On its website, the church’s mission statement says that among its immediate goals: “To Call the Covenant People of Jehovah God to repentance! … To promote the increase of spiritual strength and physical size of the Christian family. To encourage large families, home birthing, Christian education, moral and ethnic purity, and obedience to the commandments and other laws of the Living God.”

Haggard confirmed that members of the Church of Israel are part of the committee, but argues that any members’ religious affiliation is not relevant to their work with the Vernon County Republican Party.

“There have been a lot of hit pieces leveled at us from those who don’t want vetting and think it’s OK to just be vicious and hateful toward individuals or religions or whatever,” Haggard said. “We do have people on our committee from that church. We also have people on our committee from the Catholic Church.

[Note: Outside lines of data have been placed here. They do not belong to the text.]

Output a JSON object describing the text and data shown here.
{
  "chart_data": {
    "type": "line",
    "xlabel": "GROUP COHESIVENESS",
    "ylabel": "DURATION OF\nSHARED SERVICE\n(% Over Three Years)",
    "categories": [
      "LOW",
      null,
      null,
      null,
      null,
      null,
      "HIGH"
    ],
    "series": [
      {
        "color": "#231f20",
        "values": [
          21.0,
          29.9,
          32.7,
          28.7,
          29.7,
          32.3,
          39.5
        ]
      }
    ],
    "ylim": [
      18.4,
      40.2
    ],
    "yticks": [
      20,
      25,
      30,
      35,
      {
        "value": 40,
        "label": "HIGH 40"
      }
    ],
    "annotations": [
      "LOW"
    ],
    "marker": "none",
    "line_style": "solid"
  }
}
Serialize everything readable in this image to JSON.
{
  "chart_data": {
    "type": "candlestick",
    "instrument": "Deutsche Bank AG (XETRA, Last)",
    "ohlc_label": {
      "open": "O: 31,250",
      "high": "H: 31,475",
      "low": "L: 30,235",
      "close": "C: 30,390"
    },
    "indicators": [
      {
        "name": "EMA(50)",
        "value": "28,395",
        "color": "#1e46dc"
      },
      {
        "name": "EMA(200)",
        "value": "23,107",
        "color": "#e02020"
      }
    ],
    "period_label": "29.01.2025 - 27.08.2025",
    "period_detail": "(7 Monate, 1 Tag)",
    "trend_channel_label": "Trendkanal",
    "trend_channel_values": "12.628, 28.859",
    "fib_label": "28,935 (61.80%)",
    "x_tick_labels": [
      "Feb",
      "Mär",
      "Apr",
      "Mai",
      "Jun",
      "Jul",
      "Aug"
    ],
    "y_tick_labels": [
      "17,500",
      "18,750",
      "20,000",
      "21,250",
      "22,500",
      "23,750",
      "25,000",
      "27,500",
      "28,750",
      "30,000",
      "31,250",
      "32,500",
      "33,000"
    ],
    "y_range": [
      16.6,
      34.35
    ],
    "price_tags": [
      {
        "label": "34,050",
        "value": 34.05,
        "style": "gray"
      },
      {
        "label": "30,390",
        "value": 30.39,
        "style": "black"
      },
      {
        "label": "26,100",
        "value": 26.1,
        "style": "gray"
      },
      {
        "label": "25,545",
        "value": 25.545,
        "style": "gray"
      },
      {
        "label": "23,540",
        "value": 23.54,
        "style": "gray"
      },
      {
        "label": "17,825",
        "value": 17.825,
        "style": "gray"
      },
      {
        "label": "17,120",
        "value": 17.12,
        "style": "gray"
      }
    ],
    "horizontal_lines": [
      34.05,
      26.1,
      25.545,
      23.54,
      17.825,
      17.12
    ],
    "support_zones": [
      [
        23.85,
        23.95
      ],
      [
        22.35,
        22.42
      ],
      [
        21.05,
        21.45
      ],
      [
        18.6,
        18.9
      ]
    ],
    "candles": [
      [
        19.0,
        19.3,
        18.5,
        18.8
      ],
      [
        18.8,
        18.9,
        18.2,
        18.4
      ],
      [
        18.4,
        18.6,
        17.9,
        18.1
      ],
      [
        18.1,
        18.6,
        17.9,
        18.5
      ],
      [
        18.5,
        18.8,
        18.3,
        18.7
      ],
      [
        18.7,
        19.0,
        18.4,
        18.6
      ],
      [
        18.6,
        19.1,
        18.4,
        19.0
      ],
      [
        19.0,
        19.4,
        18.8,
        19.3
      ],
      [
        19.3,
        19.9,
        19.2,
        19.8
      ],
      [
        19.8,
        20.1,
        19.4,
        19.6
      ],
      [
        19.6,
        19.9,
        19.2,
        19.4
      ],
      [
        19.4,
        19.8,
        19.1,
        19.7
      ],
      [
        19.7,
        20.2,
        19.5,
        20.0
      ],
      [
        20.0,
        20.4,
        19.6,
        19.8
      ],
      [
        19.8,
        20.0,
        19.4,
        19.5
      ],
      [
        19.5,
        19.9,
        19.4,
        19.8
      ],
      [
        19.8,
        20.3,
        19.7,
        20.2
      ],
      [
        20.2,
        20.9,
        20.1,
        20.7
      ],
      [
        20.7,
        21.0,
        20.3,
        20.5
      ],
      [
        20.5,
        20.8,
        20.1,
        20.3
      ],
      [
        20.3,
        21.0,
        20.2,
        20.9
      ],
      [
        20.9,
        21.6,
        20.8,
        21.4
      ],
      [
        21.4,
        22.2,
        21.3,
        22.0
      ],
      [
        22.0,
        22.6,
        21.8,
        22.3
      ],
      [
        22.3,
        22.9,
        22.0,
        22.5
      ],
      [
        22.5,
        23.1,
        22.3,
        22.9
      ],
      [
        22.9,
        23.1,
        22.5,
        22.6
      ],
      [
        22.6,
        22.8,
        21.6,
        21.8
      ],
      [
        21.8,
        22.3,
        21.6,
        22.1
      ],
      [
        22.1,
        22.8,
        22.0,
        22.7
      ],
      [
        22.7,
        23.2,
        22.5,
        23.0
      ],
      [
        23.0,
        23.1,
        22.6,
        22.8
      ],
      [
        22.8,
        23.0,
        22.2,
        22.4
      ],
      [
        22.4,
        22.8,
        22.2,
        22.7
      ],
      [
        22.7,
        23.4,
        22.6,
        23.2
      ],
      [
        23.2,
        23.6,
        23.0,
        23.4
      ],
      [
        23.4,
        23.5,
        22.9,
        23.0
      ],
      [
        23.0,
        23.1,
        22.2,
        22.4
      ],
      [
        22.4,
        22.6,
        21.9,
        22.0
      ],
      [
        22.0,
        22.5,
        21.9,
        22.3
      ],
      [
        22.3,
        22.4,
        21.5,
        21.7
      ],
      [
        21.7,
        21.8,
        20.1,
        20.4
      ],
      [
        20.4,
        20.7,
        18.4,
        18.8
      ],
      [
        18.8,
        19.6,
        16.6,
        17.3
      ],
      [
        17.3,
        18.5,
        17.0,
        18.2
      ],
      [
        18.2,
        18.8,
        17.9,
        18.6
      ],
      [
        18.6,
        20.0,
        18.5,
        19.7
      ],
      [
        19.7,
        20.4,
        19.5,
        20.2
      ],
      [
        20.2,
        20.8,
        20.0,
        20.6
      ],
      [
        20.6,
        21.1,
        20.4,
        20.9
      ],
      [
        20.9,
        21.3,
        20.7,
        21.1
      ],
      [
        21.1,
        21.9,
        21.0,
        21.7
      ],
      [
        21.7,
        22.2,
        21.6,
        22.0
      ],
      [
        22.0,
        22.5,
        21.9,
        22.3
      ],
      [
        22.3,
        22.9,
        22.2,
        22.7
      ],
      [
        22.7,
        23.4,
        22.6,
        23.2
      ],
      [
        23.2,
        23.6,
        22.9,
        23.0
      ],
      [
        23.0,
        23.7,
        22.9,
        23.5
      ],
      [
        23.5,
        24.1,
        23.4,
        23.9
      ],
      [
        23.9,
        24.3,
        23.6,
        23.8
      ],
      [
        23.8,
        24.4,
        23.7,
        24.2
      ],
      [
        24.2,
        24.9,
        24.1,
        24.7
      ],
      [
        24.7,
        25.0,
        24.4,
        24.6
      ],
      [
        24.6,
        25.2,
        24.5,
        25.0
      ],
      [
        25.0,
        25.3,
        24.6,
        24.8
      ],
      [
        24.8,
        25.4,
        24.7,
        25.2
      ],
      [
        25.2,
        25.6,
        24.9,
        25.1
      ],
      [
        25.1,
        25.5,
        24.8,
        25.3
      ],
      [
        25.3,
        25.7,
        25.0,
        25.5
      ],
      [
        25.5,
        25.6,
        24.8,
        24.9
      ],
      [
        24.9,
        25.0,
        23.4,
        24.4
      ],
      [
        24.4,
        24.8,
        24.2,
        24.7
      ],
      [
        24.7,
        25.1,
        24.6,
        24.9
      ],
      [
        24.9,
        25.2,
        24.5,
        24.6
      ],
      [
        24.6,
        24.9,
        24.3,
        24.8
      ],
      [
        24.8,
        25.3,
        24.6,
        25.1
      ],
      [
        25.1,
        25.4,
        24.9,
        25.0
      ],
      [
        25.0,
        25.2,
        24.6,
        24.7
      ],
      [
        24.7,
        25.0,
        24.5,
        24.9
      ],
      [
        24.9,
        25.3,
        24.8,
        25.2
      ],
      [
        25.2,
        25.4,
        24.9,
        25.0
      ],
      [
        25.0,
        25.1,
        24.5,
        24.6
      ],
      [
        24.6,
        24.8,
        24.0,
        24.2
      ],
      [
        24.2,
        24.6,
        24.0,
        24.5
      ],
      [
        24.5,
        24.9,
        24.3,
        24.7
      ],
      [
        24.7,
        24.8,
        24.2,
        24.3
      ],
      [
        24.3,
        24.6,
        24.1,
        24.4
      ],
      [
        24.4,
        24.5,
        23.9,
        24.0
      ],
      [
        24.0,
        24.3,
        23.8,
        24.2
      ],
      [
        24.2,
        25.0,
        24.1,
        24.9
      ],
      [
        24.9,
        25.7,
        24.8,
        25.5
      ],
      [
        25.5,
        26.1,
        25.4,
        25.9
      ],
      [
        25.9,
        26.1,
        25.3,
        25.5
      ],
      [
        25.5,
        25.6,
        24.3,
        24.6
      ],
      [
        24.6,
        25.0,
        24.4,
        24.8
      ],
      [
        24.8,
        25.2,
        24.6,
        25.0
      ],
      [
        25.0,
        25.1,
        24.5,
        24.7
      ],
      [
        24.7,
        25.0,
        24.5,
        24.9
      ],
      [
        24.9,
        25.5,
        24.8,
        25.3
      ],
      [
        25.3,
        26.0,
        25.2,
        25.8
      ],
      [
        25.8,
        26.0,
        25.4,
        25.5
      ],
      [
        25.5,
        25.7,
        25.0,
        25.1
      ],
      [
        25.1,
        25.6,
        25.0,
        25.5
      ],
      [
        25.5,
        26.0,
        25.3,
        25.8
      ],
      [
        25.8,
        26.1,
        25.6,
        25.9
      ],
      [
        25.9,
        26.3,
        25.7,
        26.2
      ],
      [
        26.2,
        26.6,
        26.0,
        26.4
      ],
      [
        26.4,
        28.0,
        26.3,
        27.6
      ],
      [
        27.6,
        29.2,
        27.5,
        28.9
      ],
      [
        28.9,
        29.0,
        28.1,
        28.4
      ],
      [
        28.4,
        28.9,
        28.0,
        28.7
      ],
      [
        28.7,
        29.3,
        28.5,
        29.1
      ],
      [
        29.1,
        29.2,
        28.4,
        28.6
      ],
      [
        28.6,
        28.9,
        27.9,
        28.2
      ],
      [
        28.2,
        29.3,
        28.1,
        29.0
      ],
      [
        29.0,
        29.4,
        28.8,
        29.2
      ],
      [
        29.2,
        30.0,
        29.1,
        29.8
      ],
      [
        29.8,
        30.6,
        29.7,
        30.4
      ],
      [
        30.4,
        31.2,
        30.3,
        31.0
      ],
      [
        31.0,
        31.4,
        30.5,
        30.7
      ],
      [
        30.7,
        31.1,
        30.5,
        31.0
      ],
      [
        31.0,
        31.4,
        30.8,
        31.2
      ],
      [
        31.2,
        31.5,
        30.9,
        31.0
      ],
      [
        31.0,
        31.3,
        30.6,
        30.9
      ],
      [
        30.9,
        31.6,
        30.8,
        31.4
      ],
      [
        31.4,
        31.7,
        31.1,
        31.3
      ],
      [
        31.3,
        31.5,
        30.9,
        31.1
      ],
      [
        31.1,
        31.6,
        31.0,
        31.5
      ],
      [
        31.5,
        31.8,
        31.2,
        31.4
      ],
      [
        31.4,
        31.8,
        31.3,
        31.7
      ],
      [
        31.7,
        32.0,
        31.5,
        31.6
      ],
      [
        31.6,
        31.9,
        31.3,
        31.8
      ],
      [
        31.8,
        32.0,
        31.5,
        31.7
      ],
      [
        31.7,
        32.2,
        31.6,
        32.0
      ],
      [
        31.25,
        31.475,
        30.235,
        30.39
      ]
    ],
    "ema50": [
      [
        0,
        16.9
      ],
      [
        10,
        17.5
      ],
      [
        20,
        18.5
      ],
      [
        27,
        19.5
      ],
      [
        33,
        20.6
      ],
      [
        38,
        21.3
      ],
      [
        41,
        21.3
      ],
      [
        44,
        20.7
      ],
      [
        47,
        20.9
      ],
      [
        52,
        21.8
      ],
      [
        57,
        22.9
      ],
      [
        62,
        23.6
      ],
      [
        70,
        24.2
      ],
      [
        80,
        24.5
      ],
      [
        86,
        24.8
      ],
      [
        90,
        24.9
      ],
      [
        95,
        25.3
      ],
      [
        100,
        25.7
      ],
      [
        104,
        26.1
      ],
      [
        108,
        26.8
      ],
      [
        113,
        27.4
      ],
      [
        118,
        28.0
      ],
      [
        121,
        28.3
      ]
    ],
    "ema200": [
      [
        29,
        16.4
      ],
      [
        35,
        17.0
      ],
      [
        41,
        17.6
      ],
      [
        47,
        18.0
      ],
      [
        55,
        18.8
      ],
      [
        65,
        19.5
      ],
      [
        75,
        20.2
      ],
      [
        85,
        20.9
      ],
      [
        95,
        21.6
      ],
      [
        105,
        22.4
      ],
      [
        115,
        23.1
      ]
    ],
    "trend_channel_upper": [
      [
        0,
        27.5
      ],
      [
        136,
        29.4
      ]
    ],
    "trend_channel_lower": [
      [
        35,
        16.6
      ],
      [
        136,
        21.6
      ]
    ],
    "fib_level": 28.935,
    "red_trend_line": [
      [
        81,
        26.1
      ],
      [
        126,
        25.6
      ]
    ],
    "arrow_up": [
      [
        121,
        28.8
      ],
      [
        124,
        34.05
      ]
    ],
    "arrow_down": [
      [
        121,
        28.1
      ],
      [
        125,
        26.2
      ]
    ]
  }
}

“I’m sure you know the Catholic Church has a pedophile problem. So is that a problem for us? I get real resentful real fast when people start tying to say, ‘Well, this religion is OK and that religion isn’t.’ I don’t belong to any church. But I support the First Amendment right of everyone to have freedom of religion.

“I typically tell people who get angry or hateful about the Church of Israel, ‘Why don’t you just give me a list of approved churches or religions.’ Catholics got this pedophile thing. There’s people who don’t like Baptists. So should we excommunicate them from our committee as well?”

Missouri State Sen. Bill Eigel, at center, currently running for governor, supports vetting of Republican candidates. He made national news last year saying he would use a flame thrower to burn what he deemed to be inappropriate books.
Missouri State Sen. Bill Eigel, at center, currently running for governor, supports vetting of Republican candidates. He made national news last year saying he would use a flame thrower to burn what he deemed to be inappropriate books.

Vetting candidates

Haggard also argues that the vetting does not keep anyone from running for office, it just keeps certain individuals from running as Republicans. Others can run as Democrats, independents or under any other party affiliation.

“It’s not going away,” she said of vetting.

Statewide, some 300 Republicans seeking office have either agreed to or sought out vetting. The Republican Association of Central Committees of MO website lists an array of “Republican Values Approved Vetted 2024” candidates for multiple state offices, including governor.

Gubernatorial candidate Jay Ashcroft, Missouri’s current secretary of state, has been vetted by the group, as have candidates Chris Wright and Bill Eigel, a Missouri state senator, who last year made national headlines after a video of him handling a flamethrower at a fundraiser went viral.

“In the video, I am taking a flame thrower to cardboard boxes representing what I am going to do to the leftist policies and RINO corruption of the Jeff City swamp,” Eigel told The Star at the time. “But let’s be clear, you bring those woke pornographic books to Missouri schools to try to brainwash our kids, and I’ll burn those too — on the front lawn of the governor’s mansion.”